Friday, April 4, 2014

The Sugarland Express

Year 6, Day 94 - 4/4/14 - Movie #1,691

BEFORE: Another Goldie Hawn film, and I'm gradually working my way into another crime-related chain. 


THE PLOT:  A woman attempts to reunite her family by helping her husband escape prison and together kidnapping their son. But things don't go as planned when they are forced to take a police hostage on the road.

AFTER: It's an odd little film, it's hard to tell exactly what angle it's coming at its subject matter from at times, alternately championing and condemning the main characters as they mount an often low-speed chase across Texas, pursued/escorted by a cadre of police vehicles.  I'd advise you to keep an eye on this director, but I don't really think his career is going anywhere...

Seriously though, this is Steven Spielberg's first feature, if you don't count TV movies like "Duel", and within 3 years he went on to release both "Jaws" and "Close Encounters of the Third Kind", both of which resemble this film not at all.  If I've got any complaint about Spielberg's first feature, it's that it didn't seem to have the good sense to be one of Spielberg's later features.

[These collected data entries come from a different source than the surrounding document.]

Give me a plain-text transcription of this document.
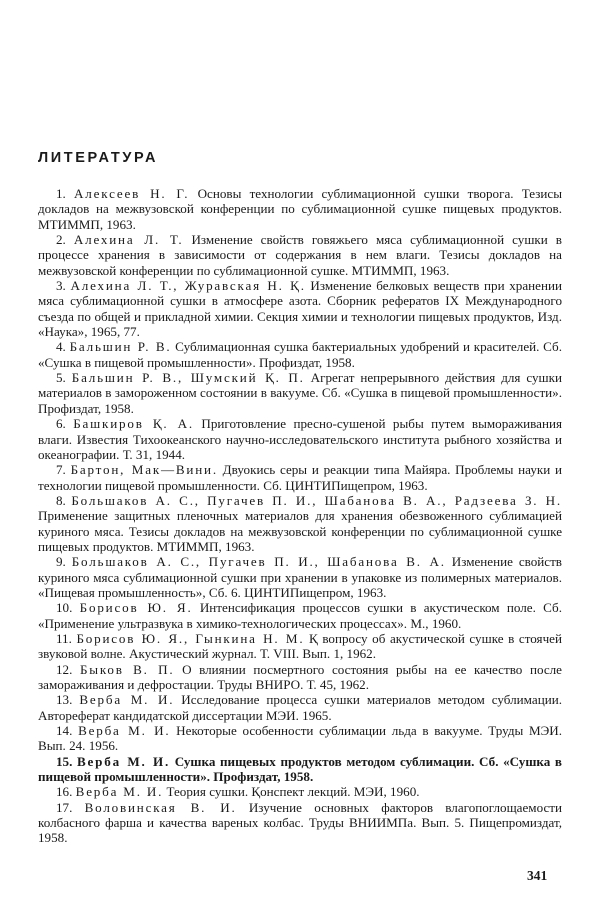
ЛИТЕРАТУРА
1. Алексеев Н. Г. Основы технологии сублимационной сушки творога. Тезисы докладов на межвузовской конференции по сублимационной сушке пищевых продуктов. МТИММП, 1963.
2. Алехина Л. Т. Изменение свойств говяжьего мяса сублимационной сушки в процессе хранения в зависимости от содержания в нем влаги. Тезисы докладов на межвузовской конференции по сублимационной сушке. МТИММП, 1963.
3. Алехина Л. Т., Журавская Н. Қ. Изменение белковых веществ при хранении мяса сублимационной сушки в атмосфере азота. Сборник рефератов IX Международного съезда по общей и прикладной химии. Секция химии и технологии пищевых продуктов, Изд. «Наука», 1965, 77.
4. Бальшин Р. В. Сублимационная сушка бактериальных удобрений и красителей. Сб. «Сушка в пищевой промышленности». Профиздат, 1958.
5. Бальшин Р. В., Шумский Қ. П. Агрегат непрерывного действия для сушки материалов в замороженном состоянии в вакууме. Сб. «Сушка в пищевой промышленности». Профиздат, 1958.
6. Башкиров Қ. А. Приготовление пресно-сушеной рыбы путем вымораживания влаги. Известия Тихоокеанского научно-исследовательского института рыбного хозяйства и океанографии. Т. 31, 1944.
7. Бартон, Мак—Вини. Двуокись серы и реакции типа Майяра. Проблемы науки и технологии пищевой промышленности. Сб. ЦИНТИПищепром, 1963.
8. Большаков А. С., Пугачев П. И., Шабанова В. А., Радзеева З. Н. Применение защитных пленочных материалов для хранения обезвоженного сублимацией куриного мяса. Тезисы докладов на межвузовской конференции по сублимационной сушке пищевых продуктов. МТИММП, 1963.
9. Большаков А. С., Пугачев П. И., Шабанова В. А. Изменение свойств куриного мяса сублимационной сушки при хранении в упаковке из полимерных материалов. «Пищевая промышленность», Сб. 6. ЦИНТИПищепром, 1963.
10. Борисов Ю. Я. Интенсификация процессов сушки в акустическом поле. Сб. «Применение ультразвука в химико-технологических процессах». М., 1960.
11. Борисов Ю. Я., Гынкина Н. М. Қ вопросу об акустической сушке в стоячей звуковой волне. Акустический журнал. Т. VIII. Вып. 1, 1962.
12. Быков В. П. О влиянии посмертного состояния рыбы на ее качество после замораживания и дефростации. Труды ВНИРО. Т. 45, 1962.
13. Верба М. И. Исследование процесса сушки материалов методом сублимации. Автореферат кандидатской диссертации МЭИ. 1965.
14. Верба М. И. Некоторые особенности сублимации льда в вакууме. Труды МЭИ. Вып. 24. 1956.
15. Верба М. И. Сушка пищевых продуктов методом сублимации. Сб. «Сушка в пищевой промышленности». Профиздат, 1958.
16. Верба М. И. Теория сушки. Қонспект лекций. МЭИ, 1960.
17. Воловинская В. И. Изучение основных факторов влагопоглощаемости колбасного фарша и качества вареных колбас. Труды ВНИИМПа. Вып. 5. Пищепромиздат, 1958.

341
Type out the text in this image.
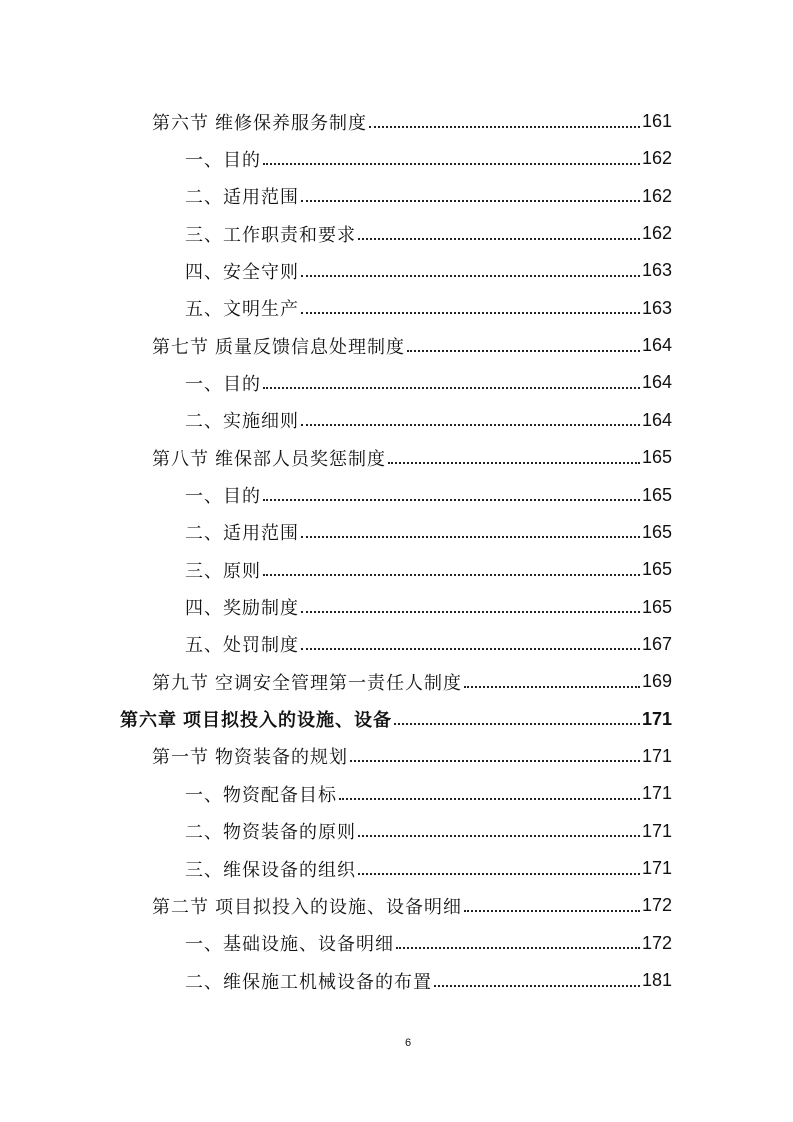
第六节 维修保养服务制度	161
一、目的	162
二、适用范围	162
三、工作职责和要求	162
四、安全守则	163
五、文明生产	163
第七节 质量反馈信息处理制度	164
一、目的	164
二、实施细则	164
第八节 维保部人员奖惩制度	165
一、目的	165
二、适用范围	165
三、原则	165
四、奖励制度	165
五、处罚制度	167
第九节 空调安全管理第一责任人制度	169
第六章 项目拟投入的设施、设备	171
第一节 物资装备的规划	171
一、物资配备目标	171
二、物资装备的原则	171
三、维保设备的组织	171
第二节 项目拟投入的设施、设备明细	172
一、基础设施、设备明细	172
二、维保施工机械设备的布置	181
6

What I mean to say is, essentially there are only a few different frameworks for movie plots.  For example, "the lead characters have to go from here to there to get this thing" should work just as well whether the characters are crossing Texas to get their son or if they're traveling from Nepal to Cairo to track down the Lost Ark of the Covenant.  But there's a vast difference in how interesting those two trips are, and the types of challenges that arise along the way. 

Turns out this is sort of based on a true event from 1969, when two fugitives kidnapped a public safety trooper and drove across Texas, with a motorcade of about 150 police cars in pursuit.  That event had an ending that was decidedly different, yet essentially the same.

NITPICK POINT: Good to know that all you need to break out of prison in Texas is a plaid shirt and a pair of jeans. 

Also starring William Atherton (last seen in "The Last Samurai", but most famous for being the asshole EPA guy in "Ghostbusters"), Ben Johnson, Michael Sacks (most famous for playing Billy Pilgrim in "Slaughterhouse-Five"), with a cameo from Steve Kanaly.